What are the key benefits of establishing a multinational cash-pool in Luxembourg in that context?

First of all, based on Luxembourg domestic rules, interest paid out of Luxembourg, for instance by the Luxembourg pool-leader to the pool-members, should be exempt from WHT. Additionally, interest payments made by pool-members established within the EU, paid to a Luxembourg pool leader may be exempt from WHT based on the EU interest and royalty directive. In addition, Luxembourg has an extensive double tax treaty network providing at least for a reduced WHT on interest payments to a Luxembourg company.

What is the effect of a limited deductibility of interest in multinational cash-pooling?

Within a cash-pooling, the deductibility of interest expenses paid by the pool-leader to pool-members, or vice versa, might be limited for income tax purposes, whereas the corresponding income realized by the pool-members (or the pool-leader) would be taxable for the full amount.

The limited deductibility of interest expenses may be due to various reasons such as thin capitalization rules, interest barrier rules, CFC legislation and local anti-avoidance rules, or simply very stringent transfer pricing rules.

What is the benefit of Luxembourg in that respect?

Unlike some other European States, Luxembourg has not implemented interest barrier rules, local anti-avoidance rules or CFC legislation.  Interest expenses incurred by a Luxembourg pool-leader should therefore be deductible for Luxembourg income tax purposes, to the extent that the interest expenses are at arm’s length. 

Moreover, Luxembourg is a member of the European Union. As a consequence, CFC legislation or anti-avoidance rules existing in certain European States should not be applicable to interest payments made by pool-members located in these countries, to the extent the Luxembourg pool-leader has sufficient substance in Luxembourg.

Are there any planning opportunities to establish a cash-pool in Luxembourg?

Indeed.
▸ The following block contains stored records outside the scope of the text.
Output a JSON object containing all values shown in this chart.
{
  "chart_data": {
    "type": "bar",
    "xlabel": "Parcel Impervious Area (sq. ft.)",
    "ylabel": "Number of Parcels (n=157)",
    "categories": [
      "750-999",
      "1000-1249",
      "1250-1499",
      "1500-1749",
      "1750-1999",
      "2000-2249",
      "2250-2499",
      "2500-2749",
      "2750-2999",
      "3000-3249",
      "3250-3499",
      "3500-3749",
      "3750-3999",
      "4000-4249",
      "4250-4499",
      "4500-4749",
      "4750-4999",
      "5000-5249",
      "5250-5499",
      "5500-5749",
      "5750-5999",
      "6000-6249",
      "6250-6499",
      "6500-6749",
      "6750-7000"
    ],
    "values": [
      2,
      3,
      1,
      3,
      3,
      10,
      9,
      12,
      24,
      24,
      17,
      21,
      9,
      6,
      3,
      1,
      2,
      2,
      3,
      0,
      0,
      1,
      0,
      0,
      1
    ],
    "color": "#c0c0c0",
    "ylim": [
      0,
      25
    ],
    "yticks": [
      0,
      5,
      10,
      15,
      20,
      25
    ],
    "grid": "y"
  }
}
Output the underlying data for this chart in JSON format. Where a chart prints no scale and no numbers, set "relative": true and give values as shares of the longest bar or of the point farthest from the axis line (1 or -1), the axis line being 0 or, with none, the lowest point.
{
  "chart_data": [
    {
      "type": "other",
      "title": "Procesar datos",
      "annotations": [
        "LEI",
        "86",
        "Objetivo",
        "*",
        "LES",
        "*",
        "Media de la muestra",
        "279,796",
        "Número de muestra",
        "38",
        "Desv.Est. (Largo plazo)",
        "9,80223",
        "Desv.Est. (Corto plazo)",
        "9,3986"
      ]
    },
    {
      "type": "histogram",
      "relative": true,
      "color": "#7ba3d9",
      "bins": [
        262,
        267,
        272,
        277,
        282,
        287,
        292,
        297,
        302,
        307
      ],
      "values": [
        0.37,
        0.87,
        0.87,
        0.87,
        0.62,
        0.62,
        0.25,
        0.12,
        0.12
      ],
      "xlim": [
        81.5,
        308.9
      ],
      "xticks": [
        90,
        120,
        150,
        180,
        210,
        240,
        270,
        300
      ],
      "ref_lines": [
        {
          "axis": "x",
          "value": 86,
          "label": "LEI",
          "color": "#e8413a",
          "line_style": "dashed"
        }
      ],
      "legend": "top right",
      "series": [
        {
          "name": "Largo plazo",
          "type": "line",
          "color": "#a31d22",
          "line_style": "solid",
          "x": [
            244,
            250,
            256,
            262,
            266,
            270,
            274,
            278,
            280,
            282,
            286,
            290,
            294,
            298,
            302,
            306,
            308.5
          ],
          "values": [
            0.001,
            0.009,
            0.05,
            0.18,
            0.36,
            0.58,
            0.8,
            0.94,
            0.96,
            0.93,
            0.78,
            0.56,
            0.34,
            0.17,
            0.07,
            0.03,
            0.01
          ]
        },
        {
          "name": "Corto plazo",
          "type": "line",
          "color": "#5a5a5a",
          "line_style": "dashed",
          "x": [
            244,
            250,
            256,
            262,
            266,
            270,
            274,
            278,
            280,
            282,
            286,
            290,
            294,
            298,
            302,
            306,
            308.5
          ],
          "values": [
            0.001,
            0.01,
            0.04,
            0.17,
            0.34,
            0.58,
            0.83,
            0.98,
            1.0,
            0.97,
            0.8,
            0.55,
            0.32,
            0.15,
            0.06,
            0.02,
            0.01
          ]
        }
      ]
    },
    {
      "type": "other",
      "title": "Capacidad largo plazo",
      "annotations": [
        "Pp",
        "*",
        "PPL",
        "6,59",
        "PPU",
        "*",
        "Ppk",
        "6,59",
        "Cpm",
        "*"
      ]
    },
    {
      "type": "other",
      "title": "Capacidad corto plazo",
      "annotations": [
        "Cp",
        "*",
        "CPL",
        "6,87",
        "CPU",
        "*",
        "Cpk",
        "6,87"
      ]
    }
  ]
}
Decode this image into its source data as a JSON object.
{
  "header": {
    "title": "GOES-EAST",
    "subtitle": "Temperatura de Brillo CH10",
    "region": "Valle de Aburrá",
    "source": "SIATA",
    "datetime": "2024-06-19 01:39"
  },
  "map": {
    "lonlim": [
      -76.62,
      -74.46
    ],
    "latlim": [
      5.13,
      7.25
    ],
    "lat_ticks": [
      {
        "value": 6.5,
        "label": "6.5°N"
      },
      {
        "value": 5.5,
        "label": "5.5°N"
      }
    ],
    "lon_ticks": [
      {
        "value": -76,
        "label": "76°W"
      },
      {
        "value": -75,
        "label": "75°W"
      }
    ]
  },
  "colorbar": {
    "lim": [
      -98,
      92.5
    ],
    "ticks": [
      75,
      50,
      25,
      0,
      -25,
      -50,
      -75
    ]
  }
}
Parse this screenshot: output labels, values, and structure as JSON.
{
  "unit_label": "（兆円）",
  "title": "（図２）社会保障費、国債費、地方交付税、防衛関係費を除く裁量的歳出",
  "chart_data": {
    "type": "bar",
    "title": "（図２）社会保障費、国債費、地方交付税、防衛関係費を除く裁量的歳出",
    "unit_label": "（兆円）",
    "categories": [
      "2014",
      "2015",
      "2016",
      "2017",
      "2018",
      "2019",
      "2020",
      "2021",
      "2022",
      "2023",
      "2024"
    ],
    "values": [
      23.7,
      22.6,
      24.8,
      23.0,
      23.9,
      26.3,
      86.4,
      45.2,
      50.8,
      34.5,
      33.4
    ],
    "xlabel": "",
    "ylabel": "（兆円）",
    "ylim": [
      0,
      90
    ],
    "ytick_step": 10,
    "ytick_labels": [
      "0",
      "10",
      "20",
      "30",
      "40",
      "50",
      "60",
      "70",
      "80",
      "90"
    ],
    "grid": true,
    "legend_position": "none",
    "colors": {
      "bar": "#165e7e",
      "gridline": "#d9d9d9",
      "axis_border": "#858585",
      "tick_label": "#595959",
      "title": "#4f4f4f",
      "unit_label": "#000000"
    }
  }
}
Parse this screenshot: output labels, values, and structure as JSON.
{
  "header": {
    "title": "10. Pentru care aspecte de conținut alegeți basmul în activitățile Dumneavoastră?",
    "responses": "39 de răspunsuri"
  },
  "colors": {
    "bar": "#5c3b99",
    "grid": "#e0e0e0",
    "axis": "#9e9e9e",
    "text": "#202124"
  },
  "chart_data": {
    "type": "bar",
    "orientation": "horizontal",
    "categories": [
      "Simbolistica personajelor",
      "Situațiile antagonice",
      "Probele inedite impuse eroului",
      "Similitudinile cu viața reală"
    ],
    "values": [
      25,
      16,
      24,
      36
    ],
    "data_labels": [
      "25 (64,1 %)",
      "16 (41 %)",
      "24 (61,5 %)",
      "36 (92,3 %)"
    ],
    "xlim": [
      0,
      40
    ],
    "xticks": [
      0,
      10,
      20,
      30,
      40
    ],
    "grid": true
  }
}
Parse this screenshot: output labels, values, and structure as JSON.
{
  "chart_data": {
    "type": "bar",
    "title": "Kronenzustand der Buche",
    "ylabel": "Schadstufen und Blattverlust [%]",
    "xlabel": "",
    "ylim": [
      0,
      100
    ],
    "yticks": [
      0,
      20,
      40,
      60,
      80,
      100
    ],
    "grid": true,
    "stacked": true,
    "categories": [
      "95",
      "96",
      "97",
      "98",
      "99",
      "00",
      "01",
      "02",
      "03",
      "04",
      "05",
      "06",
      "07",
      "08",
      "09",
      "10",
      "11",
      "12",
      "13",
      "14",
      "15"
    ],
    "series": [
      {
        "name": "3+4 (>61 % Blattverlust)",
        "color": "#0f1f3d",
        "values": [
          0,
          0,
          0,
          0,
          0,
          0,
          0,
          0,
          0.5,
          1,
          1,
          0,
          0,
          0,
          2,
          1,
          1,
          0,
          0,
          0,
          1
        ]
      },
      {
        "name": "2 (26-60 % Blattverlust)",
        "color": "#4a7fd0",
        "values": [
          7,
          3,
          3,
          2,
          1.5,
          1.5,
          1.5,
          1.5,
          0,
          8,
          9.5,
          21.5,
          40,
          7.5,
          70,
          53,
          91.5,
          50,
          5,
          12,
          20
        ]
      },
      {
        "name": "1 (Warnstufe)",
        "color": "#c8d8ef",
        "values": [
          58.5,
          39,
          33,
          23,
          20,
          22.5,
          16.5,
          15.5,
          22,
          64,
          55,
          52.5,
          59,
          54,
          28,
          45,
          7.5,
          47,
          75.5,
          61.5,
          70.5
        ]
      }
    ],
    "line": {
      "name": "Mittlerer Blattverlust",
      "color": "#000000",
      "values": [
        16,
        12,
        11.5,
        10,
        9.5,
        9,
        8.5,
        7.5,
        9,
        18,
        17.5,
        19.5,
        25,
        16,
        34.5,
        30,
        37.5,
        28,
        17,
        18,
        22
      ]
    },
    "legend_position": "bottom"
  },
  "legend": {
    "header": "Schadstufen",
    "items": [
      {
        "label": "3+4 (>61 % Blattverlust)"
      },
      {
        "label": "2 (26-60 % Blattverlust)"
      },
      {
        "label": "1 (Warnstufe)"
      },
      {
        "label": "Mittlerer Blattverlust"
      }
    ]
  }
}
Establishing a cash-pool in Luxembourg might also give access to various planning opportunities.  A pool-leader established in Luxembourg may for instance be refinanced through tax efficient debt instruments.

 For example: tax losses carried forward by a Luxembourg company may, in principle, be used without any restrictions, except in certain abusive cases.  Tax losses may also be carried forward indefinitely.  As a consequence, by lodging the pool-leader of a multinational cash-pooling in a Luxembourg company that has tax losses, profits realized by the pool-leader may be completely offset with the tax losses available.

What is the future perspective of multinational cash-pooling in Luxembourg?

Luxembourg  has been an attractive location for the centralization of intra-group financing activities of multinational companies for many years and aims to continue to do so in the future:

The new Luxembourg government aims at further developing Luxembourg as prime location for headquarters, fully in line with OECD and EU principles of taxation. A first step will be the extension of existing governance and substance rules.

The new government aspires to work out a comprehensive transfer pricing legislation and intends to further expand the existing Luxembourg tax treaty network

Additionally, the government refrains from participating to the introduction, of a European Financial Transaction Tax (FTT) currently proposed, but supports a worldwide FFT which would avoid any relocation of financial activities outside of the European Union.

Luxembourg has the ambition to develop itself as a center of excellence for headquarters of multinationals. An announced action plan is the introduction of a tax and legal framework for treasury activities (such as “cash pooling”).

In summary, Luxembourg is a very attractive location to establish the pool-leader of a multinational cash-pool. The Luxembourg tax framework in combination with the possibility of obtaining binding tax clearances provides a unique opportunity to enhance the financial and operational benefits arising from a multinational cash-pool.

Additionally, if cash management is combined with corporate finance, holding and even intellectual property management activities in Luxembourg, a multinational company may get the full benefit of Luxembourg’s tax framework.